Some might say that Editor Jon is gambling daily that the San Andreas fault won’t open up and swallow him and a couple hundred thousand of his fellow Los Angelitos. By the same token, folks could say that Editor Trish and I are playing the odds — perhaps long ones — that we won’t get blown to hell and gone by a hurricane during the next six months.
Granted, by choosing to live where we live we are figuratively placing a bet that the really big bad things won’t happen to us. Same with folks in the Midwest with tornadoes and folks in the Mississippi River Valley with floods. And you know what? That’s okay because we figure we know the odds and we hunker down and prepare for the worst while hoping for the best.
— National Weather Service’s Greg Romano
But, according to the Miami Herald, there is a class of individual out there who is gambling on my potential misfortune. These are people placing what are called “proposition bets” on Web sites, playing the odds and trying to predict whether Florida will get clobbered by a Category 3 or higher hurricane this season.

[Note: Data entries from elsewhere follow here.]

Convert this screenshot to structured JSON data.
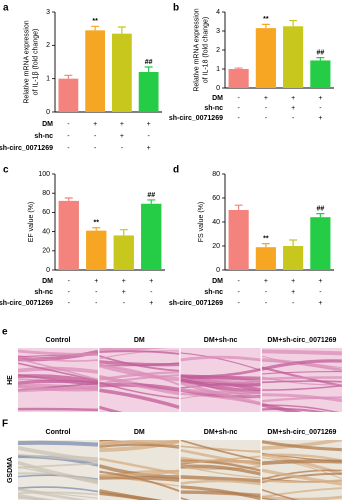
{
  "chart_data": [
    {
      "type": "bar",
      "panel": "a",
      "ylabel": [
        "Relative mRNA expression",
        "of IL-1β (fold change)"
      ],
      "categories": [
        null,
        null,
        null,
        null
      ],
      "values": [
        1.0,
        2.45,
        2.35,
        1.2
      ],
      "errors": [
        0.1,
        0.12,
        0.2,
        0.15
      ],
      "colors": [
        "#f4837d",
        "#f6a623",
        "#c7c71e",
        "#25cc45"
      ],
      "significance": [
        null,
        "**",
        null,
        "##"
      ],
      "ylim": [
        0,
        3
      ],
      "yticks": [
        0,
        1,
        2,
        3
      ],
      "conditions": [
        {
          "name": "DM",
          "signs": [
            "-",
            "+",
            "+",
            "+"
          ]
        },
        {
          "name": "sh-nc",
          "signs": [
            "-",
            "-",
            "+",
            "-"
          ]
        },
        {
          "name": "sh-circ_0071269",
          "signs": [
            "-",
            "-",
            "-",
            "+"
          ]
        }
      ]
    },
    {
      "type": "bar",
      "panel": "b",
      "ylabel": [
        "Relative mRNA expression",
        "of IL-18 (fold change)"
      ],
      "categories": [
        null,
        null,
        null,
        null
      ],
      "values": [
        1.0,
        3.15,
        3.25,
        1.45
      ],
      "errors": [
        0.05,
        0.2,
        0.3,
        0.15
      ],
      "colors": [
        "#f4837d",
        "#f6a623",
        "#c7c71e",
        "#25cc45"
      ],
      "significance": [
        null,
        "**",
        null,
        "##"
      ],
      "ylim": [
        0,
        4
      ],
      "yticks": [
        0,
        1,
        2,
        3,
        4
      ],
      "conditions": [
        {
          "name": "DM",
          "signs": [
            "-",
            "+",
            "+",
            "+"
          ]
        },
        {
          "name": "sh-nc",
          "signs": [
            "-",
            "-",
            "+",
            "-"
          ]
        },
        {
          "name": "sh-circ_0071269",
          "signs": [
            "-",
            "-",
            "-",
            "+"
          ]
        }
      ]
    },
    {
      "type": "bar",
      "panel": "c",
      "ylabel": [
        "EF value (%)"
      ],
      "categories": [
        null,
        null,
        null,
        null
      ],
      "values": [
        72,
        41,
        36,
        69
      ],
      "errors": [
        3,
        3,
        6,
        4
      ],
      "colors": [
        "#f4837d",
        "#f6a623",
        "#c7c71e",
        "#25cc45"
      ],
      "significance": [
        null,
        "**",
        null,
        "##"
      ],
      "ylim": [
        0,
        100
      ],
      "yticks": [
        0,
        20,
        40,
        60,
        80,
        100
      ],
      "conditions": [
        {
          "name": "DM",
          "signs": [
            "-",
            "+",
            "+",
            "+"
          ]
        },
        {
          "name": "sh-nc",
          "signs": [
            "-",
            "-",
            "+",
            "-"
          ]
        },
        {
          "name": "sh-circ_0071269",
          "signs": [
            "-",
            "-",
            "-",
            "+"
          ]
        }
      ]
    },
    {
      "type": "bar",
      "panel": "d",
      "ylabel": [
        "FS value (%)"
      ],
      "categories": [
        null,
        null,
        null,
        null
      ],
      "values": [
        50,
        19,
        20,
        44
      ],
      "errors": [
        4,
        3,
        5,
        3
      ],
      "colors": [
        "#f4837d",
        "#f6a623",
        "#c7c71e",
        "#25cc45"
      ],
      "significance": [
        null,
        "**",
        null,
        "##"
      ],
      "ylim": [
        0,
        80
      ],
      "yticks": [
        0,
        20,
        40,
        60,
        80
      ],
      "conditions": [
        {
          "name": "DM",
          "signs": [
            "-",
            "+",
            "+",
            "+"
          ]
        },
        {
          "name": "sh-nc",
          "signs": [
            "-",
            "-",
            "+",
            "-"
          ]
        },
        {
          "name": "sh-circ_0071269",
          "signs": [
            "-",
            "-",
            "-",
            "+"
          ]
        }
      ]
    }
  ],
  "image_panels": [
    {
      "letter": "e",
      "row_label": "HE",
      "columns": [
        "Control",
        "DM",
        "DM+sh-nc",
        "DM+sh-circ_0071269"
      ]
    },
    {
      "letter": "F",
      "row_label": "GSDMA",
      "columns": [
        "Control",
        "DM",
        "DM+sh-nc",
        "DM+sh-circ_0071269"
      ]
    }
  ]
}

Weather forecasts, which are based on probability, lend themselves easily to oddsmaking. But professional forecasters, who view their job as a public service, say that’s not what they have in mind when they issue predictions.
”What’s sad about this is essentially people are placing bets on an issue that affects people’s lives. That’s kind of sad,” said National Weather Service spokesman Greg Romano.

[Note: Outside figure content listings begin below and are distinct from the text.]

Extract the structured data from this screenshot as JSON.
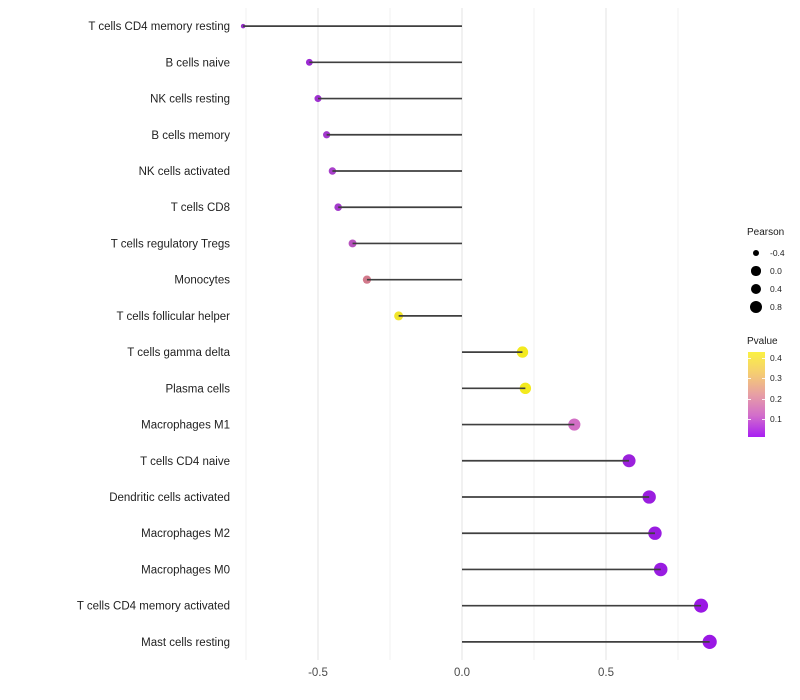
{
  "figure": {
    "background": "#FFFFFF",
    "stem_color": "#3F3F3F",
    "grid_major_color": "#E3E3E3",
    "grid_minor_color": "#F2F2F2",
    "axis_tick_text_color": "#4B4B4B",
    "category_text_color": "#1F1F1F"
  },
  "chart_data": {
    "type": "scatter",
    "subtype": "lollipop-horizontal",
    "title": "",
    "xlabel": "",
    "ylabel": "",
    "categories": [
      "T cells CD4 memory resting",
      "B cells naive",
      "NK cells resting",
      "B cells memory",
      "NK cells activated",
      "T cells CD8",
      "T cells regulatory  Tregs",
      "Monocytes",
      "T cells follicular helper",
      "T cells gamma delta",
      "Plasma cells",
      "Macrophages M1",
      "T cells CD4 naive",
      "Dendritic cells activated",
      "Macrophages M2",
      "Macrophages M0",
      "T cells CD4 memory activated",
      "Mast cells resting"
    ],
    "series": [
      {
        "name": "Pearson",
        "values": [
          -0.76,
          -0.53,
          -0.5,
          -0.47,
          -0.45,
          -0.43,
          -0.38,
          -0.33,
          -0.22,
          0.21,
          0.22,
          0.39,
          0.58,
          0.65,
          0.67,
          0.69,
          0.83,
          0.86
        ]
      }
    ],
    "point_colors": [
      "#9430C6",
      "#9C2AD3",
      "#9F31D0",
      "#A338CD",
      "#A840CA",
      "#A43BCC",
      "#B852BE",
      "#D2798B",
      "#F1E52B",
      "#F3EA1E",
      "#F3EA1E",
      "#D26FC5",
      "#9B21DC",
      "#9A1EDF",
      "#991CE1",
      "#991CE1",
      "#9A18E4",
      "#9A18E4"
    ],
    "baseline": 0,
    "xlim": [
      -0.78,
      0.94
    ],
    "x_tick_labels": [
      "-0.5",
      "0.0",
      "0.5"
    ],
    "x_tick_values": [
      -0.5,
      0.0,
      0.5
    ],
    "x_minor_tick_values": [
      -0.75,
      -0.25,
      0.25,
      0.75
    ],
    "grid": "vertical major and minor gridlines only, white background",
    "legend_position": "right",
    "size_legend": {
      "title": "Pearson",
      "dot_color": "#000000",
      "entries": [
        {
          "label": "-0.4",
          "value": -0.4
        },
        {
          "label": "0.0",
          "value": 0.0
        },
        {
          "label": "0.4",
          "value": 0.4
        },
        {
          "label": "0.8",
          "value": 0.8
        }
      ]
    },
    "color_legend": {
      "title": "Pvalue",
      "tick_labels": [
        "0.4",
        "0.3",
        "0.2",
        "0.1"
      ],
      "gradient_top_to_bottom": [
        "#FAF143",
        "#F5CD72",
        "#E79FA4",
        "#D26DCB",
        "#A81FF2"
      ]
    }
  }
}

”Forecasts are there for people to help protect themselves, their lives and their property,” he said.
But wait, before we write off the owners of these sites as a life form on the level of, say, slime mold, they claim to have feelings and standards.
Mickey Richardson, CEO of BetCris.com, a Costa-Rica based site offering several hurricane-related propositions, said the idea of betting on calamities seemed depraved at first. But customers demanded the wagers.

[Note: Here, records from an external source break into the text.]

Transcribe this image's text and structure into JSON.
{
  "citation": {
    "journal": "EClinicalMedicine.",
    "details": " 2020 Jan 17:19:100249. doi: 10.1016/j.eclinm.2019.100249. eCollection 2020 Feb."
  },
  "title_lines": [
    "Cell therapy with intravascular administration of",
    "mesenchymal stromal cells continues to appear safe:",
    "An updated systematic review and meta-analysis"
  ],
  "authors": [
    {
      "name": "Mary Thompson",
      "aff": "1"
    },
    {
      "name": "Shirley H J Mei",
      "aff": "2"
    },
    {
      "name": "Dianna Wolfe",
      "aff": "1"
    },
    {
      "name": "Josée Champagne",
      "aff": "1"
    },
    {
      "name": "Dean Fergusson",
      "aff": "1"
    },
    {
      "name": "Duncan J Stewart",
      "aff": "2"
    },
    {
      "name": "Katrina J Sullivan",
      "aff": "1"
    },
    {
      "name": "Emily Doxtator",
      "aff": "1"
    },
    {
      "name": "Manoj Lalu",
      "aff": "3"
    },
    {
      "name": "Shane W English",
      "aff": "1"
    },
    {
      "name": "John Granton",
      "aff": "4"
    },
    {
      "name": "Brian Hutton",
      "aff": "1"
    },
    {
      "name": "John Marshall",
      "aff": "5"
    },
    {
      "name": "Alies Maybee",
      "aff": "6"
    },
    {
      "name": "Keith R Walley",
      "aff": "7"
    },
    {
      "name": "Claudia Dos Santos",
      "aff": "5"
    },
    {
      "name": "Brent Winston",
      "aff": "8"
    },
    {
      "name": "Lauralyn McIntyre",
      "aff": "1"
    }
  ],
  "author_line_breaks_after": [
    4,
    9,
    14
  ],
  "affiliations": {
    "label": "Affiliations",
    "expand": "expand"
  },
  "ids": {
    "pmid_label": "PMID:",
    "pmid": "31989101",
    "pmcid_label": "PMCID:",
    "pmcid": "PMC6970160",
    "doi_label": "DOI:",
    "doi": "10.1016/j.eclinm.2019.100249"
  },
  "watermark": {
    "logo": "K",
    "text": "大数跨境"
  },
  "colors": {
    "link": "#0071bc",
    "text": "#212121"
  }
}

”We had to wrestle with it, some people view it as a morbid thing to offer,” he said of his site’s storm-season bets. “But we can’t stop hurricanes. There’s been a true interest in it from the public.”
Richardson, along with CEOs of other sites, including wagerweb.com, said they’ve refused to take bets on the amount of destruction or casualties.
Well that’s a relief. At least they’re not betting on whether I’ll be maimed or killed, just how badly my hair will be mussed.
Look, I don’t really care if these idiots are betting on whether we’ll get pasted this summer or autumn like we got pasted last year — I’m gambling, too. But I’m placing my bets on 3/4-inch plywood, Duracell batteries, Coleman camping gear and FEMA. Okay, not FEMA, but on having a plan and being prepared and making sure the liquor cabinet is stocked.
So I might get whumped again this year. There’s a 1 to 5 probability that I will. But if it happens, I can take some small comfort in knowing that the dolts who bet $5 that I would get whacked will only get a payout of $1. Small vengeance, perhaps, but on Hurricane Season Eve, we are grateful for any source of comfort, no matter how small.